I don’t reference ESG – environmental, societal and governance – in my manifesto explicitly, but I address the environment when I address sustainability; I address societal issues in the manifesto when I talk about diversity and disability; and I address governance issues in my radical reform agenda. You’re right, like employee engagement, it’s a huge strategic opportunity emerging from COVID-19.

9. The time commitment to the role of President is significant. Can you commit to the role?

I am fortunate to have done well enough in my career to be able to plan in my year as President, if elected now, to not work full-time, so that I can properly commit to the role.  I don’t think that a President needs to be full-time, and indeed if they did spend all their time on CIPR work, I think they’d confuse what is a non-executive role with that of our permanent Chief Executive, which would be unhealthy.

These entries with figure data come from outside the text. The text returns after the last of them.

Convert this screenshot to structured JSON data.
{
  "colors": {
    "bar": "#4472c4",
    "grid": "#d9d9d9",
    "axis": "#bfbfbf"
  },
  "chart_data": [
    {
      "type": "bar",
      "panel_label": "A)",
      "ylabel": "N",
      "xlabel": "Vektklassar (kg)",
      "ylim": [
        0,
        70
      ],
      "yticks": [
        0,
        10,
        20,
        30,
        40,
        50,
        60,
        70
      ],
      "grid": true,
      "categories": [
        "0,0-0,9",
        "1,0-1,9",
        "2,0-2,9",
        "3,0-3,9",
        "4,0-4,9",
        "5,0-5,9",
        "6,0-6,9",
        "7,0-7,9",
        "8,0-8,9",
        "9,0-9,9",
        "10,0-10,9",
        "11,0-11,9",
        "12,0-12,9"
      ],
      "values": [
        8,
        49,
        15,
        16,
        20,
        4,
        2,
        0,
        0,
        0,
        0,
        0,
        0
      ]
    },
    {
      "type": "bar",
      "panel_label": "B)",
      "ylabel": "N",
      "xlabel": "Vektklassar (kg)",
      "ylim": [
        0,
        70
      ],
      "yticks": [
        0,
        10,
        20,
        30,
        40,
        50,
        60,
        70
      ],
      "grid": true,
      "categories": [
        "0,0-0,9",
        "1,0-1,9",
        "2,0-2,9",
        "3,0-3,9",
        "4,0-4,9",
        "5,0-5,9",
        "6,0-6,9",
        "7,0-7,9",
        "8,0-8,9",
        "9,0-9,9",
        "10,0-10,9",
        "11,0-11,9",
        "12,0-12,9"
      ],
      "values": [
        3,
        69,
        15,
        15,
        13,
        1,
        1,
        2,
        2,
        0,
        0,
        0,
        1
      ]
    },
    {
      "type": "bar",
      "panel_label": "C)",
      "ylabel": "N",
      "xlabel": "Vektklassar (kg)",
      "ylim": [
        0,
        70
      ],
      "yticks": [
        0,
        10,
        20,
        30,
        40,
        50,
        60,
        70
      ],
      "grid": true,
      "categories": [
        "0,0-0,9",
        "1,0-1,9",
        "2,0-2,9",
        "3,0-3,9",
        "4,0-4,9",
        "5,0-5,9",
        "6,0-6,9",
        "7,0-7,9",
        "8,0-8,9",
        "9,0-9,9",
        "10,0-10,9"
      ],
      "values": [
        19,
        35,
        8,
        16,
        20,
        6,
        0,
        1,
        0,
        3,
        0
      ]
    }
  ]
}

I have held senior such roles before on both sides of the table – as the Leader of a London Borough council on the non-exec side, and currently as an Assistant Chief Executive of a council on the executive side – and I really do know the difference.

I’m also on course to have finished my MBA before taking office and am extremely confident that I can find the time needed to dedicate to this role.  I care passionately about the profession and the Institute, and I thank my mum for raising me with a public service ethos.

10. Why should members vote for Pete Holt?

If you’re a big fan of the status quo, and if you don’t want to rock the boat, then maybe I’m not the obvious recipient of your vote.

If my analysis, vision, concrete plans and sheer scale of change I am promoting resonate with individual members, and my capacity, skills, knowledge, experience, energy and drive to deliver my vision reassures them that I can push through such radical change, then I hope they will trust me with their vote.

Further information

Pete has shared his manifesto on his blog. He’s also writing throughout the election period about issues raised by members. You can connect with him on Twitter and ask a question @peterholt99.

Voting

Voting in the CIPR Election kicked off last week and runs until Friday, 16 October. The successful candidate will be announced shortly thereafter.